Quand on analyse l’œuvre de Kriek, on se rend compte assez vite de l’allergie de l’auteur pour les fins heureuses, ce qui ne fait qu’en renforcer les tonalités sombres. «Je suis du genre à n’en faire qu’à ma tête, à ne pas tenir compte de l’avis des autres. Je sais ce que je veux et je suis suffisamment arrogant pour penser que si j’aime l’histoire que je suis en train de raconter, mes lecteurs l’apprécieront eux aussi», déclare-t-il. «Il m’arrive même d’avoir peur que mes scénarios soient trop gentils et je me dis souvent que je devrais provoquer ou tourmenter davantage mes lecteurs et noircir encore le trait. Une bande dessinée doit avoir un côté pulpeux, rance et dégoûtant.»

Histoire personnelle

Le dernier livre de Kriek s’intitule De Kuil (La mare, éditions Anspach, 2024). Il est sorti en 2023. Il ne s’étale que sur 136 pages, mais cela le rend d’autant plus «kriekien». La mare, c’est une histoire d’horreur et de ténèbres, de personnages brisés et de traumatismes. C’est également son œuvre la plus personnelle.

Il y a cinq ans, Kriek est victime d’un accident vasculaire cérébral (AVC). À l’instant T, il taillait tranquillement une bavette chez Mulligans, un café irlandais d’Amsterdam, et l’instant d’après, il s’effondre. «Ce drame a fortement influencé mon travail», confie-t-il. «Mieux, même: mon dernier livre, La mare peut être considérée comme une tentative d’accepter ce qui m’est arrivé.» Erik y raconte l’histoire d’une artiste, Sarah, qui perd toute inspiration à la suite du décès de son fils.

«Ma revalidation a elle aussi pris la forme d’un processus de deuil, car il me fallait accepter l’idée de mener désormais une autre vie et de ne plus pouvoir faire tout ce dont j’étais capable avant l’accident.» Le personnage de Huub, le mari de Sarah, fait écho aux amis et à la famille de Kriek. «Eux aussi n’en pouvaient plus de m’entendre pleurnicher.» Durant sa revalidation, Kriek prend également conscience de toute l’importance de l’art dans sa vie.
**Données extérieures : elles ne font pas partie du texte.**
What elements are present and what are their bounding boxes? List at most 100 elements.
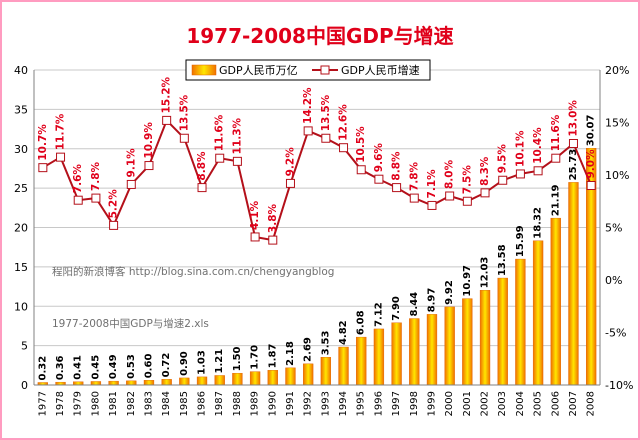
bar-value-label: 1.21 <box>214 349 225 374</box>
bar-value-label: 3.53 <box>320 330 331 355</box>
file-annotation: 1977-2008中国GDP与增速2.xls <box>52 317 209 330</box>
x-tick-label: 1978 <box>55 391 66 416</box>
growth-marker <box>232 156 242 166</box>
bar-value-label: 8.44 <box>409 292 420 317</box>
growth-value-label: 7.8% <box>408 161 420 191</box>
growth-marker <box>462 196 472 206</box>
growth-value-label: 15.2% <box>161 76 173 113</box>
bar-value-label: 0.90 <box>179 351 190 376</box>
x-tick-label: 1999 <box>426 391 437 416</box>
growth-value-label: 9.6% <box>373 143 385 173</box>
bar-value-label: 7.12 <box>373 302 384 327</box>
right-tick-label: -5% <box>605 327 626 340</box>
growth-marker <box>568 139 578 148</box>
bar-value-label: 2.18 <box>285 341 296 366</box>
growth-marker <box>551 153 561 163</box>
growth-value-label: 11.6% <box>214 114 226 151</box>
gdp-bar <box>232 372 243 386</box>
gdp-bar <box>409 318 420 386</box>
growth-value-label: 14.2% <box>302 87 314 124</box>
bar-value-label: 0.49 <box>108 354 119 379</box>
growth-marker <box>392 183 402 193</box>
growth-marker <box>498 175 508 185</box>
bar-value-label: 4.82 <box>338 320 349 345</box>
growth-marker <box>480 188 490 198</box>
gdp-bar <box>373 328 385 386</box>
gdp-bar <box>568 182 579 386</box>
growth-value-label: 9.5% <box>497 144 509 174</box>
x-tick-label: 2008 <box>586 391 597 416</box>
x-tick-label: 1992 <box>303 391 314 416</box>
x-tick-label: 1977 <box>37 391 48 416</box>
bar-value-label: 1.03 <box>197 350 208 375</box>
growth-value-label: 8.8% <box>196 151 208 181</box>
x-tick-label: 1987 <box>214 391 225 416</box>
blog-annotation: 程阳的新浪博客 http://blog.sina.com.cn/chengyan… <box>52 265 334 278</box>
growth-value-label: 10.9% <box>143 122 155 159</box>
growth-value-label: 10.4% <box>532 127 544 164</box>
legend-bar-label: GDP人民币万亿 <box>219 64 298 77</box>
growth-marker <box>38 163 48 173</box>
growth-value-label: 7.6% <box>72 164 84 194</box>
growth-marker <box>339 143 349 153</box>
x-tick-label: 2004 <box>515 391 526 416</box>
left-tick-label: 15 <box>14 261 28 274</box>
growth-value-label: 13.5% <box>178 94 190 131</box>
bar-value-label: 6.08 <box>356 310 367 335</box>
x-tick-label: 2003 <box>497 391 508 416</box>
growth-marker <box>268 235 278 245</box>
bar-value-label: 8.97 <box>426 288 437 313</box>
bar-value-label: 0.53 <box>126 354 137 379</box>
x-tick-label: 1997 <box>391 391 402 416</box>
gdp-bar <box>338 346 349 386</box>
right-tick-label: 0% <box>605 274 622 287</box>
x-tick-label: 1989 <box>250 391 261 416</box>
bar-value-label: 10.97 <box>462 265 473 297</box>
gdp-bar <box>320 357 331 386</box>
bar-value-label: 25.73 <box>568 149 579 181</box>
gdp-bar <box>426 314 438 386</box>
bar-value-label: 0.60 <box>143 354 154 379</box>
gdp-bar <box>532 240 544 386</box>
growth-marker <box>91 193 101 203</box>
gdp-bar <box>479 290 491 386</box>
bar-value-label: 12.03 <box>480 257 491 289</box>
x-tick-label: 1998 <box>409 391 420 416</box>
x-tick-label: 1994 <box>338 391 349 416</box>
bar-value-label: 18.32 <box>533 207 544 239</box>
left-tick-label: 30 <box>14 143 28 156</box>
legend-box <box>185 59 431 81</box>
growth-value-label: 10.7% <box>37 124 49 161</box>
gdp-bar <box>108 380 119 386</box>
gdp-bar <box>161 379 172 386</box>
line-series <box>38 115 596 245</box>
bar-value-label: 13.58 <box>497 244 508 276</box>
growth-marker <box>126 179 136 189</box>
gdp-bar <box>356 336 367 386</box>
gdp-bar <box>391 322 402 386</box>
x-tick-label: 1981 <box>108 391 119 416</box>
right-tick-label: -10% <box>605 379 633 392</box>
growth-value-label: 4.1% <box>249 200 261 230</box>
left-tick-label: 35 <box>14 103 28 116</box>
growth-marker <box>285 178 295 188</box>
left-tick-label: 5 <box>21 340 28 353</box>
growth-value-label: 8.0% <box>444 159 456 189</box>
legend: GDP人民币万亿 GDP人民币增速 <box>185 59 431 81</box>
legend-line-marker <box>320 65 330 75</box>
legend-line-label: GDP人民币增速 <box>341 63 420 77</box>
x-tick-label: 2005 <box>533 391 544 416</box>
growth-value-label: 11.7% <box>55 113 67 150</box>
x-tick-label: 2007 <box>568 391 579 416</box>
growth-value-label: 13.5% <box>320 94 332 131</box>
x-tick-label: 1996 <box>373 391 384 416</box>
growth-value-label: 9.2% <box>284 147 296 177</box>
growth-value-label: 12.6% <box>338 104 350 141</box>
growth-marker <box>374 174 384 184</box>
x-tick-label: 1986 <box>197 391 208 416</box>
gdp-bar <box>126 380 137 386</box>
growth-value-label: 11.6% <box>550 114 562 151</box>
bar-value-label: 0.36 <box>55 355 66 380</box>
growth-marker <box>515 169 525 179</box>
growth-value-label: 10.5% <box>355 126 367 163</box>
Il a certes toujours trouvé génial d’avoir fait de sa passion pour le dessin son métier, mais cette perception a pris une autre dimension depuis son accident. «L’art est la raison pour laquelle je suis venu sur terre», n’hésite-t-il pas à affirmer.

Et aujourd’hui?

Erik travaille actuellement à son prochain livre, Korpi. L’histoire se déroule en 1939, pendant la guerre entre la Finlande et la Russie. C’est un récit historique, de guerre et d’invasion, mais avec une touche actuelle. Kriek travaille par ailleurs à une réédition de la version française de Dans les pins, enrichie d’une nouvelle histoire. La retraite? Il n’y pense pas encore. Il n’en a pas encore fini avec le dessin!